Thursday, February 11, 2010

Deaf boy hears after brain implant

Deaf boy hears after brain implant

CHENNAI: Eleven months ago, when doctors switched on the equipment on his ear lobe, two-year-old Koushik Gandhi cried out in fear. Tears of joy trickled down his mother’s cheeks as she realised that Gandhi, who was born deaf, was hearing sound for the first time.

Koushik was born with a rare congenital disorder, where his inner ear comprising vital auditory parts like cochlea and auditory nerve were missing. Doctors at the Madras ENT Research Foundation ruled out a cochlear implant as it would be useless without the nerve which takes electrical impulses to the brain.

Instead, they along with doctors at VHS and experts from Germany conducted in January 2009 a complex surgery called the auditory brainstem implantation, bypassing the outer and the middle ear to implant a chip on the brainstem. Three months later, when they switched on the device, the boy began to hear. Doctors at the hospital, where the surgery was done for the second time, claim that Koushik is the world’s youngest patient to have undergone such a surgery. He turns three on Friday.

The implant consists of a small electrode applied to the brainstem, a microphone on the outer ear, and a speech processor. The electrode stimulates vital acoustic nerves by means of electrical signals and the processor digitally transmits the sounds to a decoding chip placed under the skin. A wire connects the chip to the implanted electrode attached to the brainstem. Depending on the sounds, the electrode delivers different stimuli to the brainstem making deaf people hear sounds.

"Though his outer and inner ear are functioning normally, we will not be using them. He will be using the external device and the implant for the sensation," said Dr Mohan Kameswaran who heads the Madras ENT Research Foundation. "Initially, the sound of speech would be bizarre because it could seem like a cartoon talking.

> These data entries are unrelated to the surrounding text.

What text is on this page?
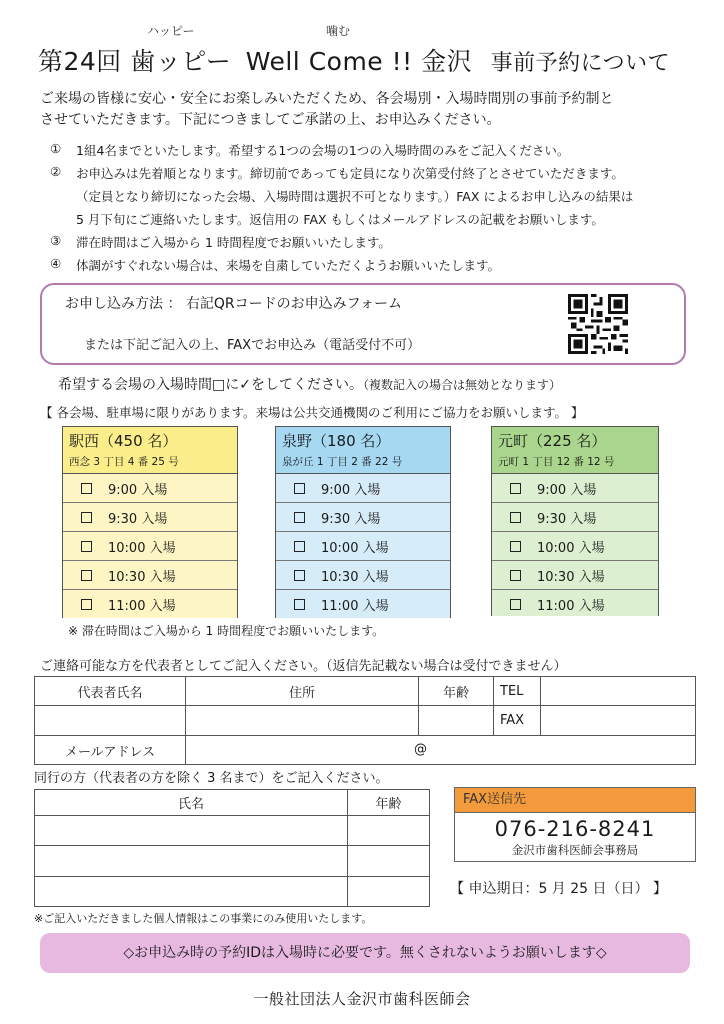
ハッピー	噛む
第24回 歯ッピー Well Come !! 金沢 事前予約について
ご来場の皆様に安心・安全にお楽しみいただくため、各会場別・入場時間別の事前予約制と
させていただきます。下記につきましてご承諾の上、お申込みください。
① 1組4名までといたします。希望する1つの会場の1つの入場時間のみをご記入ください。
② お申込みは先着順となります。締切前であっても定員になり次第受付終了とさせていただきます。
（定員となり締切になった会場、入場時間は選択不可となります。）FAX によるお申し込みの結果は
5 月下旬にご連絡いたします。返信用の FAX もしくはメールアドレスの記載をお願いします。
③ 滞在時間はご入場から 1 時間程度でお願いいたします。
④ 体調がすぐれない場合は、来場を自粛していただくようお願いいたします。
お申し込み方法 ： 右記QRコードのお申込みフォーム
または下記ご記入の上、FAXでお申込み（電話受付不可）
希望する会場の入場時間□に✓をしてください。（複数記入の場合は無効となります）
【 各会場、駐車場に限りがあります。来場は公共交通機関のご利用にご協力をお願いします。 】
駅西（450 名）
西念 3 丁目 4 番 25 号
9:00 入場
9:30 入場
10:00 入場
10:30 入場
11:00 入場
泉野（180 名）
泉が丘 1 丁目 2 番 22 号
9:00 入場
9:30 入場
10:00 入場
10:30 入場
11:00 入場
元町（225 名）
元町 1 丁目 12 番 12 号
9:00 入場
9:30 入場
10:00 入場
10:30 入場
11:00 入場
※ 滞在時間はご入場から 1 時間程度でお願いいたします。
ご連絡可能な方を代表者としてご記入ください。（返信先記載ない場合は受付できません）
代表者氏名	住所	年齢	TEL	
			FAX	
メールアドレス	@			
同行の方（代表者の方を除く 3 名まで）をご記入ください。
氏名	年齢

		FAX送信先
076-216-8241
金沢市歯科医師会事務局
【 申込期日：5 月 25 日（日） 】
※ご記入いただきました個人情報はこの事業にのみ使用いたします。
◇お申込み時の予約IDは入場時に必要です。無くされないようお願いします◇
一般社団法人金沢市歯科医師会
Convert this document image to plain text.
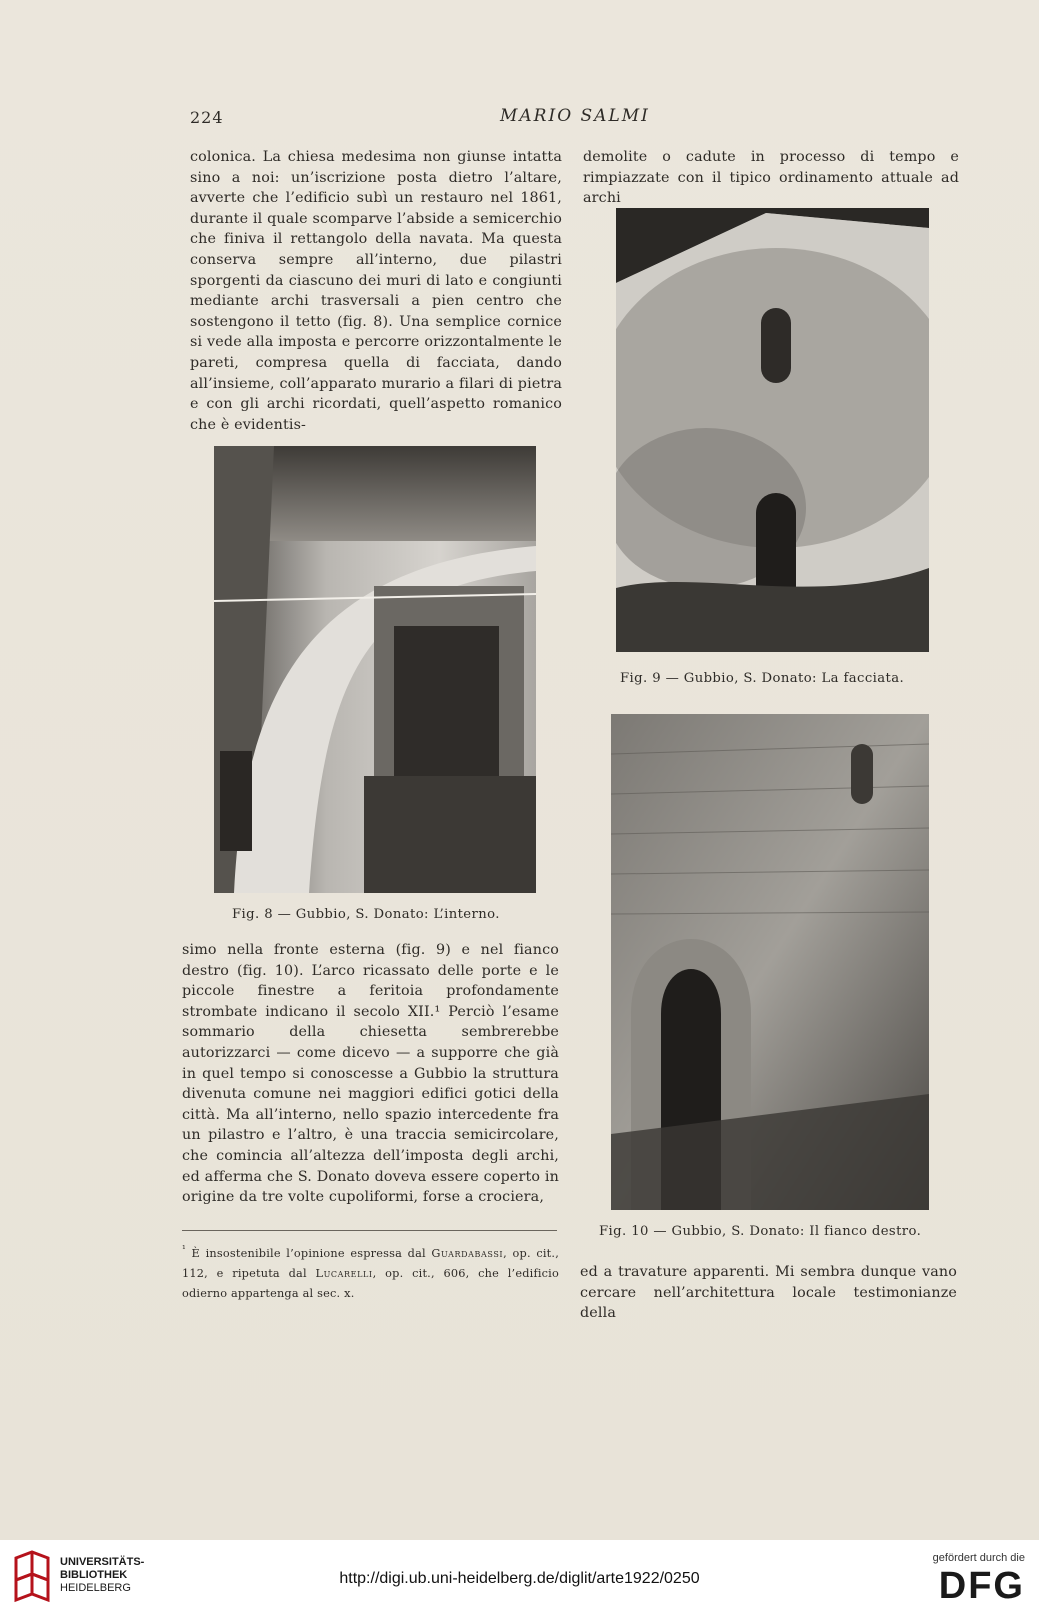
224	MARIO SALMI

colonica. La chiesa medesima non giunse intatta sino a noi: un’iscrizione posta dietro l’altare, avverte che l’edificio subì un restauro nel 1861, durante il quale scomparve l’abside a semicerchio che finiva il rettangolo della navata. Ma questa conserva sempre all’interno, due pilastri sporgenti da ciascuno dei muri di lato e congiunti mediante archi trasversali a pien centro che sostengono il tetto (fig. 8). Una semplice cornice si vede alla imposta e percorre orizzontalmente le pareti, compresa quella di facciata, dando all’insieme, coll’apparato murario a filari di pietra e con gli archi ricordati, quell’aspetto romanico che è evidentis-

demolite o cadute in processo di tempo e rimpiazzate con il tipico ordinamento attuale ad archi

Fig. 8 — Gubbio, S. Donato: L’interno.
Fig. 9 — Gubbio, S. Donato: La facciata.
Fig. 10 — Gubbio, S. Donato: Il fianco destro.

simo nella fronte esterna (fig. 9) e nel fianco destro (fig. 10). L’arco ricassato delle porte e le piccole finestre a feritoia profondamente strombate indicano il secolo XII.¹ Perciò l’esame sommario della chiesetta sembrerebbe autorizzarci — come dicevo — a supporre che già in quel tempo si conoscesse a Gubbio la struttura divenuta comune nei maggiori edifici gotici della città. Ma all’interno, nello spazio intercedente fra un pilastro e l’altro, è una traccia semicircolare, che comincia all’altezza dell’imposta degli archi, ed afferma che S. Donato doveva essere coperto in origine da tre volte cupoliformi, forse a crociera,

$^{^1}$ È insostenibile l’opinione espressa dal Guardabassi, op. cit., 112, e ripetuta dal Lucarelli, op. cit., 606, che l’edificio odierno appartenga al sec. x.

ed a travature apparenti. Mi sembra dunque vano cercare nell’architettura locale testimonianze della

UNIVERSITÄTS-
BIBLIOTHEK
HEIDELBERG
http://digi.ub.uni-heidelberg.de/diglit/arte1922/0250
gefördert durch die
DFG
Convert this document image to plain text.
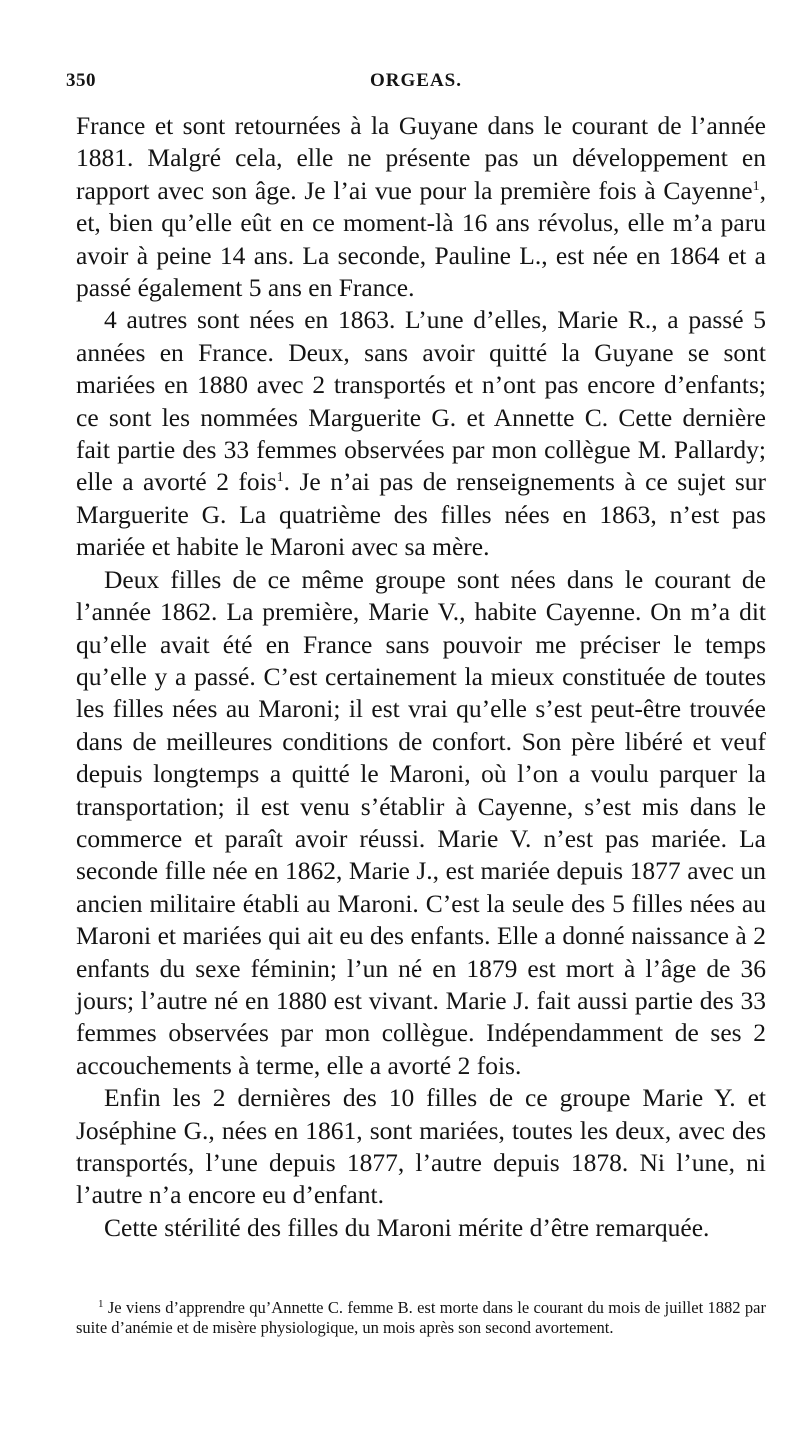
350	ORGEAS.

France et sont retournées à la Guyane dans le courant de l’année 1881. Malgré cela, elle ne présente pas un développement en rapport avec son âge. Je l’ai vue pour la première fois à Cayenne$^1$, et, bien qu’elle eût en ce moment-là 16 ans révolus, elle m’a paru avoir à peine 14 ans. La seconde, Pauline L., est née en 1864 et a passé également 5 ans en France.

4 autres sont nées en 1863. L’une d’elles, Marie R., a passé 5 années en France. Deux, sans avoir quitté la Guyane se sont mariées en 1880 avec 2 transportés et n’ont pas encore d’enfants; ce sont les nommées Marguerite G. et Annette C. Cette dernière fait partie des 33 femmes observées par mon collègue M. Pallardy; elle a avorté 2 fois$^1$. Je n’ai pas de renseignements à ce sujet sur Marguerite G. La quatrième des filles nées en 1863, n’est pas mariée et habite le Maroni avec sa mère.

Deux filles de ce même groupe sont nées dans le courant de l’année 1862. La première, Marie V., habite Cayenne. On m’a dit qu’elle avait été en France sans pouvoir me préciser le temps qu’elle y a passé. C’est certainement la mieux constituée de toutes les filles nées au Maroni; il est vrai qu’elle s’est peut-être trouvée dans de meilleures conditions de confort. Son père libéré et veuf depuis longtemps a quitté le Maroni, où l’on a voulu parquer la transportation; il est venu s’établir à Cayenne, s’est mis dans le commerce et paraît avoir réussi. Marie V. n’est pas mariée. La seconde fille née en 1862, Marie J., est mariée depuis 1877 avec un ancien militaire établi au Maroni. C’est la seule des 5 filles nées au Maroni et mariées qui ait eu des enfants. Elle a donné naissance à 2 enfants du sexe féminin; l’un né en 1879 est mort à l’âge de 36 jours; l’autre né en 1880 est vivant. Marie J. fait aussi partie des 33 femmes observées par mon collègue. Indépendamment de ses 2 accouchements à terme, elle a avorté 2 fois.

Enfin les 2 dernières des 10 filles de ce groupe Marie Y. et Joséphine G., nées en 1861, sont mariées, toutes les deux, avec des transportés, l’une depuis 1877, l’autre depuis 1878. Ni l’une, ni l’autre n’a encore eu d’enfant.

Cette stérilité des filles du Maroni mérite d’être remarquée.

$^1$ Je viens d’apprendre qu’Annette C. femme B. est morte dans le courant du mois de juillet 1882 par suite d’anémie et de misère physiologique, un mois après son second avortement.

But soon the brain tunes itself to the sound," he added.

The last time, a 16-year-old patient who had lost hearing after a disease
found it difficult for the first few days. "She told me I sounded like Mickey Mouse. But within a few days, she heard me speak normally. There was no change in my voice or the equipment. The only change was that her brain learned to tune to the waves. For this boy, things will be easier because he had never before heard sound," he said.
Koushik would be in school by the time he turns six and on Friday, as people sing for his third birthday, he may hear and, may be, smile.